Der wilde wilde Westen fängt gleich hinter Stralsund an

Warksow. Nicht hinter Hamburg, wie Gruppe „Truck Stop“ singt, „fängt der wilde, wilde Westen an“, sondern unmittelbar hinter Stralsund. Keine zwölf Kilometer trennen zwei Welten, die mit der als UNESCO-Weltkulturwerbe eingestuften Innenstadt und die mit der „Prärie“ von Warksow nicht unterschiedlicher sein könnten. Dabei waren beide Plätze einst enger verbunden als man ahnt und werden es in Zukunft sicher wieder sein.
Bestimmten im Mittelalter die Pfeffersäcke im Rathaus das Schicksal von Klein Warksow, so dürften es in Zukunft Touristen sein. Eine Reihe von Urkunden belegt, dass das Dorf über Jahrhunderte vollständig bzw. teilweise im Besitz einzelner oder mehrerer Stralsunder Bürger bzw. geistiger Stiftungen war. Als das Gut 1734 durch die Kluckschen Erben zum Verkauf ausgeschrieben wurde, griff das St. Jürgens Hospitals zu. Es nahm einen Kredit über 140 Reichstaler zum Ankauf des Hofes auf und erwarb 1830 auch noch Groß Warksow.

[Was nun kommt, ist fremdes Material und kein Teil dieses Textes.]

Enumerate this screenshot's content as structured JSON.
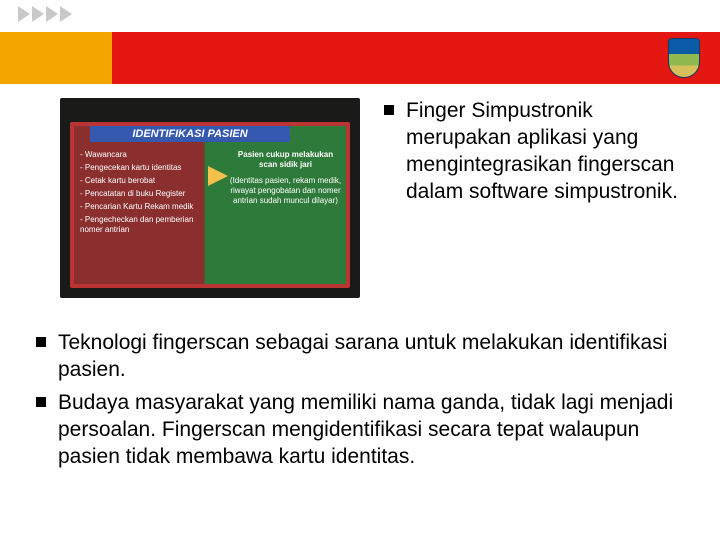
{
  "slide_thumb": {
    "title": "IDENTIFIKASI PASIEN",
    "left_items": [
      "- Wawancara",
      "- Pengecekan kartu identitas",
      "- Cetak kartu berobat",
      "- Pencatatan di buku Register",
      "- Pencarian Kartu Rekam medik",
      "- Pengecheckan dan pemberian nomer antrian"
    ],
    "right_header": "Pasien cukup melakukan scan sidik jari",
    "right_note": "(Identitas pasien, rekam medik, riwayat pengobatan dan nomer antrian sudah muncul dilayar)"
  },
  "bullets_top": [
    "Finger Simpustronik merupakan aplikasi yang mengintegrasikan fingerscan dalam software simpustronik."
  ],
  "bullets_bottom": [
    "Teknologi fingerscan sebagai sarana untuk melakukan identifikasi pasien.",
    "Budaya masyarakat yang memiliki nama ganda, tidak lagi menjadi persoalan. Fingerscan mengidentifikasi secara tepat walaupun pasien tidak membawa kartu identitas."
  ]
}
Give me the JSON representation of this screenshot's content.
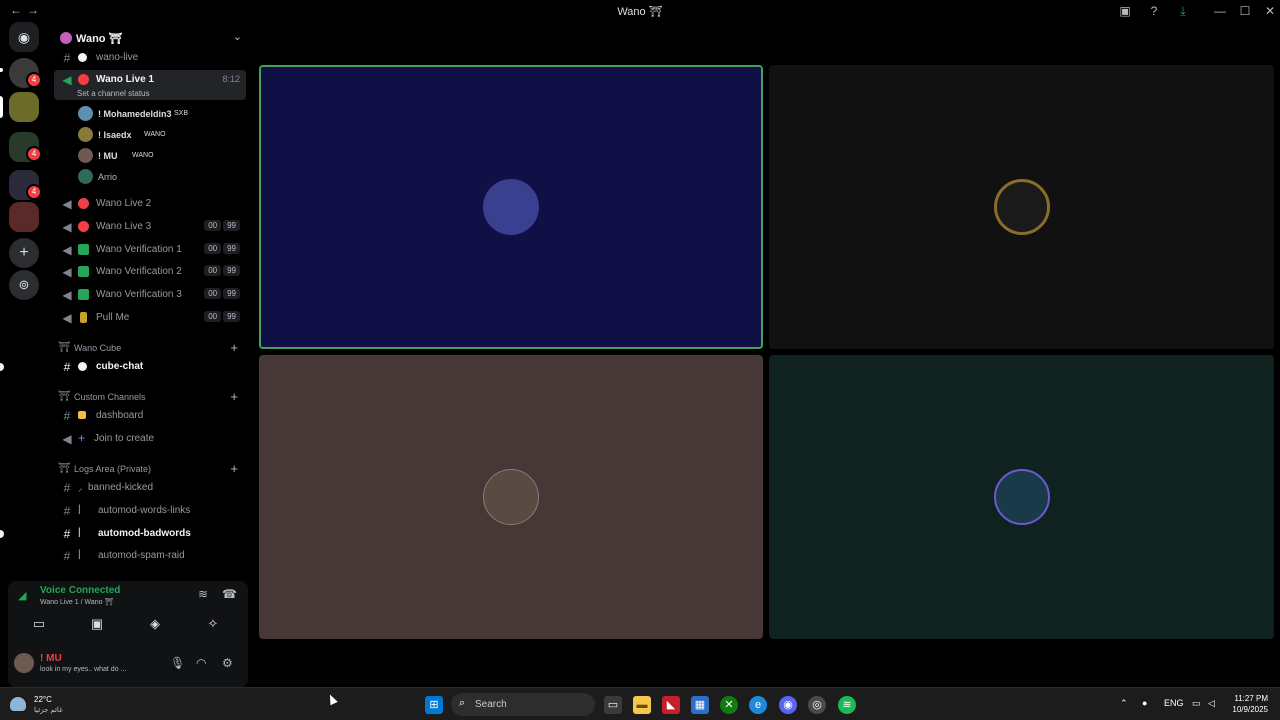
{
  "window": {
    "title": "Wano ⛩",
    "back": "←",
    "forward": "→",
    "inbox_glyph": "▣",
    "help_glyph": "?",
    "download_glyph": "⤓",
    "min_glyph": "—",
    "max_glyph": "☐",
    "close_glyph": "✕"
  },
  "rail": {
    "discord_glyph": "◉",
    "badges": [
      "4",
      "4",
      "4",
      "4"
    ],
    "add_glyph": "+",
    "explore_glyph": "⊚"
  },
  "guild": {
    "name": "Wano ⛩",
    "chevron": "⌄"
  },
  "channels": {
    "wano_live": "wano-live",
    "live1": "Wano Live 1",
    "live1_time": "8:12",
    "live1_status": "Set a channel status",
    "live1_users": [
      {
        "name": "! Mohamedeldin3",
        "tag": "SXB"
      },
      {
        "name": "! Isaedx",
        "tag": "WANO"
      },
      {
        "name": "! MU",
        "tag": "WANO"
      },
      {
        "name": "Arrio",
        "tag": ""
      }
    ],
    "voice_rows": [
      {
        "label": "Wano Live 2",
        "c1": "",
        "c2": ""
      },
      {
        "label": "Wano Live 3",
        "c1": "00",
        "c2": "99"
      },
      {
        "label": "Wano Verification 1",
        "c1": "00",
        "c2": "99"
      },
      {
        "label": "Wano Verification 2",
        "c1": "00",
        "c2": "99"
      },
      {
        "label": "Wano Verification 3",
        "c1": "00",
        "c2": "99"
      },
      {
        "label": "Pull Me",
        "c1": "00",
        "c2": "99"
      }
    ],
    "cat_cube": "Wano Cube",
    "cube_chat": "cube-chat",
    "cat_custom": "Custom Channels",
    "dashboard": "dashboard",
    "join_create": "Join to create",
    "cat_logs": "Logs Area (Private)",
    "banned": "banned-kicked",
    "words_links": "automod-words-links",
    "badwords": "automod-badwords",
    "spam": "automod-spam-raid",
    "separator": "・",
    "add": "+"
  },
  "voice": {
    "title": "Voice Connected",
    "subtitle": "Wano Live 1 / Wano ⛩",
    "user_name": "! MU",
    "user_status": "look in my eyes.. what do ..."
  },
  "tiles": [
    {
      "color": "#111046",
      "avatar": "#3a3f8f"
    },
    {
      "color": "#111111",
      "avatar": "#8a6d2a"
    },
    {
      "color": "#463836",
      "avatar": "#5a4a44"
    },
    {
      "color": "#0f2220",
      "avatar": "#2f6a8a"
    }
  ],
  "taskbar": {
    "temp": "22°C",
    "weather_desc": "غائم جزئيا",
    "search_placeholder": "Search",
    "lang": "ENG",
    "time": "11:27 PM",
    "date": "10/9/2025"
  },
  "colors": {
    "accent_green": "#23a55a",
    "danger": "#f23f43",
    "speaking_border": "#43a25a"
  }
}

Mit dem Wüstfallen von Groß Warksow ist nur noch von Warksow die Rede.
Heute ist der Ort – inzwischen ein Einzelhof – wieder in privaten Händen. Die Familie Rewoldt nutzt die alte Gutsanlage sowie das sie umgebende Land für eine landwirtschaftliche Bison- und Hirschzucht. Auf 16 Hektar Weiden tummeln sich in verschiedenen Gehegen Rotwild und eine fast zwei Dutzend Tiere umfassende Bisonherde, die stärkste in Mecklenburg-Vorpommern. Im Mai 2012 waren hierzulande 183 Tiere bei 18 Haltern registriert. In ganz Deutschland gab es rund 1100 Bisons bei 30 Züchtern. Die erste Bisonzucht in Deutschland begann 1971 bei Kaiserslautern.
Die hinter einem sicheren Zaun liegenden zotteligen Kraftpakete scheinen nicht aus der Ruhe zu bringen. Doch die stoische Ruhe, die die 800 bis 900 Kilogramm schweren Tiere ausstrahlen, einzelne Exemplare können gut und gerne bis 1,2 Tonnen schwer werden, täuscht. Züchterin Elfi Rewoldt, ihr Mann und auch der Landwirtschaft studierende Sohn trauen sich nicht ohne schweren Radlader auf die Weide. Die Bisons könnten sich sekundenschnell in Bewegung setzen und Tempo 60 erreichen. Es sind Wildtiere mit einem angeborenen Fluchtreflex, auch wenn auf der Rügener „Prärie“ keine frei geborenen Amerikaner stehen, sondern Mecklenburger und Brandenburger Landeskinder. Alle Tiere sind schon in Deutschland zur Welt gekommen. Zwei haben sogar eine Vergangenheit als Stralsunder Tierparkbisons auf dem Buckel. Die genügsamen Giganten kommen mit jeder Witterung klar. Temperaturen bis minus 30 Grad stecken sie weg.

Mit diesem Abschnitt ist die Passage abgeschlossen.